La Ternana e l’Umbria, una parentesi in una carriera giocata quasi esclusivamente in quella Emilia Romagna che oggi lo accoglie. In quella squadra di C1, non fu capace di lasciare il segno

Massimiliano Battigello da Tolmezzo ha un piccolo record: è il primo calciatore di pelle scura ad aver militato nella Ternana. Ed è peraltro, l’unica cosa per la quale si ricordi la sua fugace esperienza in rossoverde, in una stagione, la 1990-91 dove stranieri non ce n’erano. Il primo  della storia rossoverde, aveva anch’esso un cognome italiano, Ghezzi (nel senso di Cesàr Gustavo, ovviamente) e arriverà l’anno dopo.

Nato in Friuli ma di origini nigeriane, Battigello ha 19 anni quando arriva alla Ternana dopo aver cominciato la trafila nelle giovanili della Reggiana e aver debuttato con gli amaranto persino in serie B: è la Ternana del commendatore Gaspare Gambino e del ‘Cinghiale’ Claudio Tobia in panchina, serie C1. La concorrenza è forte, davanti: Walter Chiarella,  Roberto Borrello, Elia Roselli, Vittorio Cozzella.

Ma il ragazzo sgomita per avere spazio e anzi, comincia pure bene: è il 28 agosto del 1990 e la Ternana gioca il derby di Coppa Italia col Gubbio: Battigello entra a 10′ dalla fine per Chiarella  e timbra la rete del 4-1. Gioca tre partite sempre subentrando. Quando però arriva il campionato, si fa più dura.

POCHE OCCASIONI. Debutta alla quarta giornata, nel difficile match interno col Catania che la Ternana chiude persino senza portiere: mezzora  sempre al posto di Chiarella. Poi ancora  8′ col Giarre, in una Ternana che nel frattempo vive una delle pagine più nere della sua storia sportiva: il 5-0 a Nola, partita a suo modo entrata nella mitologia sportiva, coi cronisti costretti a raccontare la partita quasi dai soppalchi e la squadra accolta da una sassaiola al ritorno in Umbria, costa la panchina a Tobia.

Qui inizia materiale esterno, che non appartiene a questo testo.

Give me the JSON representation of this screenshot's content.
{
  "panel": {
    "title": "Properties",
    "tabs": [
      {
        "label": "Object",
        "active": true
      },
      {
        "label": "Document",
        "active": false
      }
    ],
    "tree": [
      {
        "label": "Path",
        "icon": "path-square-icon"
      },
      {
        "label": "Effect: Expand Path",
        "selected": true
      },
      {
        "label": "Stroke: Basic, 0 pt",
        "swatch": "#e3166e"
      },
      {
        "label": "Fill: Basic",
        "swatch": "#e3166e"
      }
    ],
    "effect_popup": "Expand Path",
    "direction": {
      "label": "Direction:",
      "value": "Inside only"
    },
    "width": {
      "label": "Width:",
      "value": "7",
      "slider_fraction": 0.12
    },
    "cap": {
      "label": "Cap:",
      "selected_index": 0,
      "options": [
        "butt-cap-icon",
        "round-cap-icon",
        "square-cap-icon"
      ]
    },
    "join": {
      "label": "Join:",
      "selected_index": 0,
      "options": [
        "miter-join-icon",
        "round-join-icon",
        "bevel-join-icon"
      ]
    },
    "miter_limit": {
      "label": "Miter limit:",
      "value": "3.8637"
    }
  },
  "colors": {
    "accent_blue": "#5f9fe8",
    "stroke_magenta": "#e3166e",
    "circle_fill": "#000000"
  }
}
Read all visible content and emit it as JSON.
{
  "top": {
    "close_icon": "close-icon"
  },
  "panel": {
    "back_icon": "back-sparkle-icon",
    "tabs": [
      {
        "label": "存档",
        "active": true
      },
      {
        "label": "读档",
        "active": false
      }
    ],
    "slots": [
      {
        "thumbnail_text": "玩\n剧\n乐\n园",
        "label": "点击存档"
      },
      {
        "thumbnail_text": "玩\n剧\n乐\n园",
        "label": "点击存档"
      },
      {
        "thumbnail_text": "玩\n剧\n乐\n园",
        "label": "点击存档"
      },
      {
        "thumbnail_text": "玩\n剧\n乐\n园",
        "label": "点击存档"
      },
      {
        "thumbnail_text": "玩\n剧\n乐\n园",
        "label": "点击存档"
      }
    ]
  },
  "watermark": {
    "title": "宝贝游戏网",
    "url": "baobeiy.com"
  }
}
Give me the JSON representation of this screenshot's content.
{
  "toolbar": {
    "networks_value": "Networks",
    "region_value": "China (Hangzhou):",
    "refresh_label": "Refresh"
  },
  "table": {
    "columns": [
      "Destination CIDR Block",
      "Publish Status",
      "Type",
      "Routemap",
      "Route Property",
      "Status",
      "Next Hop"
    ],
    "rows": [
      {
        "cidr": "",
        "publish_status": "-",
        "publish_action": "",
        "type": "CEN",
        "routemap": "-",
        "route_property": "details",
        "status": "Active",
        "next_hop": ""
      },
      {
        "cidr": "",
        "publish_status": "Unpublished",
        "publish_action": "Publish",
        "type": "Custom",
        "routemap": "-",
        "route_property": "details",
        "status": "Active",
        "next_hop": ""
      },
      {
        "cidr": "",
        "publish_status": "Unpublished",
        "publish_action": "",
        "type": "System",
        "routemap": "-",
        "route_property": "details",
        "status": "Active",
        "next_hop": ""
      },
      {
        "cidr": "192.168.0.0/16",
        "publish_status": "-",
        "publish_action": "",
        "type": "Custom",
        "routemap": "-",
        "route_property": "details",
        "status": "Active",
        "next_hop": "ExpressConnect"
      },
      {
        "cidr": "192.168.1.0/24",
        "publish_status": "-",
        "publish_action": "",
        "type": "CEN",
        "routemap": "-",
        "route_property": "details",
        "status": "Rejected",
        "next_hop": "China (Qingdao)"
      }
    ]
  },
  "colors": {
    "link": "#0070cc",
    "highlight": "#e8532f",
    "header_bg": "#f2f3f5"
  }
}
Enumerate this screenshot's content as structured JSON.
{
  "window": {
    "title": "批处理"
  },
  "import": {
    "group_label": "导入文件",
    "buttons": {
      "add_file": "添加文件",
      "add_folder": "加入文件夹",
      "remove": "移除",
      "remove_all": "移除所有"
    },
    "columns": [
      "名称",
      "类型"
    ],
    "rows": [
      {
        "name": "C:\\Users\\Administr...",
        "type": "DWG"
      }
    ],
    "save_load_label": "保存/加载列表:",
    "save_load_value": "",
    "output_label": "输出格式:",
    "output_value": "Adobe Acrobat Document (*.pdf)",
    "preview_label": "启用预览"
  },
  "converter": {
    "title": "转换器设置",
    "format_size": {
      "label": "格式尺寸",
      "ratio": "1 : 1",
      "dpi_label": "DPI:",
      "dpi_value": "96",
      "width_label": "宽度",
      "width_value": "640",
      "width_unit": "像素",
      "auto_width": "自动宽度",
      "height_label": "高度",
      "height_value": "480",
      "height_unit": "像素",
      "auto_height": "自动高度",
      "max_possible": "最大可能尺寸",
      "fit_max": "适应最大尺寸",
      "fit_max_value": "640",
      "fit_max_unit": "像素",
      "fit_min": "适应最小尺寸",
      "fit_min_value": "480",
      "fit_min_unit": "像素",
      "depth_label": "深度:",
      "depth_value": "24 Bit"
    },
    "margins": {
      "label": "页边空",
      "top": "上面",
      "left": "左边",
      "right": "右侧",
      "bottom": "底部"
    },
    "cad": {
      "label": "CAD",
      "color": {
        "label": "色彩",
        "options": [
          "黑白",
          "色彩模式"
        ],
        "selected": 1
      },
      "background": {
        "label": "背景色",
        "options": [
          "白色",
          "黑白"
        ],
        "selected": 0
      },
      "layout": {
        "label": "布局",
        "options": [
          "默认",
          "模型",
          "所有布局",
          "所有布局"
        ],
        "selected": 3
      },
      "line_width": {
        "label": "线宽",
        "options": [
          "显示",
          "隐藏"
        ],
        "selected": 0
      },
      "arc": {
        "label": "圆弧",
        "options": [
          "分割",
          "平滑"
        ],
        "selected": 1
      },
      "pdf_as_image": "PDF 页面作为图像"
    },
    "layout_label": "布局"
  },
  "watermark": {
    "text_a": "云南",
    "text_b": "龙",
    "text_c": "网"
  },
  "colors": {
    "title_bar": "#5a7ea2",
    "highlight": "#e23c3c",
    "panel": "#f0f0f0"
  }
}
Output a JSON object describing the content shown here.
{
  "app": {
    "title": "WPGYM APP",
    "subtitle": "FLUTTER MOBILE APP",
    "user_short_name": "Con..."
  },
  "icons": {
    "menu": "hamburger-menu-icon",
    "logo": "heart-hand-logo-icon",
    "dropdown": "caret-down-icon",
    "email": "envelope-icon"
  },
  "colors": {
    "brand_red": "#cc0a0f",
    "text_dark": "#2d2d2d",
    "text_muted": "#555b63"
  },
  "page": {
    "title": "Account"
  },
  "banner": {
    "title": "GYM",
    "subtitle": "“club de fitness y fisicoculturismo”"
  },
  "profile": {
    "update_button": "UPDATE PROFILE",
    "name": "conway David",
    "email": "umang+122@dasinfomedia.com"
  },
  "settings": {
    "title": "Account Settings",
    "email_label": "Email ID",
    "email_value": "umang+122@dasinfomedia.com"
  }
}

Arriva Angelo Orazi, che lo schiera subito titolare nella sfida al Liberati contro il Siracusa e Battigello ringrazia con un gol, quello che resterà il suo unico in maglia rossoverde. Battigello mette in fila ancora una serie di partite ma dal campo, scivola lentamente di nuovo in panchina e poi in tribuna. Chiuderà con 12 presenze

DOPO TERNI. Battigello si stabilisce in Emilia Romagna. Viene ceduto alla Bagnolese di Bagnolo in Piano, nell’Interregionale, poi va in C2 alla Centese e quindi di nuovo nel Nazionale Dilettanti al Pietrasanta e al  Castel San Pietro Terme, sino ad incrociare la Ternana di nuovo nella stagione 1996-97: torna al Liberati da avversario in un Ternana-Iperzola epico, giocato sotto un diluvio universale il 17 novembre 1995, campionato di C2. Da lì in poi, è una discesa nei dilettanti continua: altri tre anni alla Bagnolese in serie D, poi Bibbiano, Formigine, Viadana, Dorando Pietri Carpi, Correggese, sino a chiudere la carriera, a 38 anni nel Cadelbosco, squadra del reggiano che milita in Prima Categoria.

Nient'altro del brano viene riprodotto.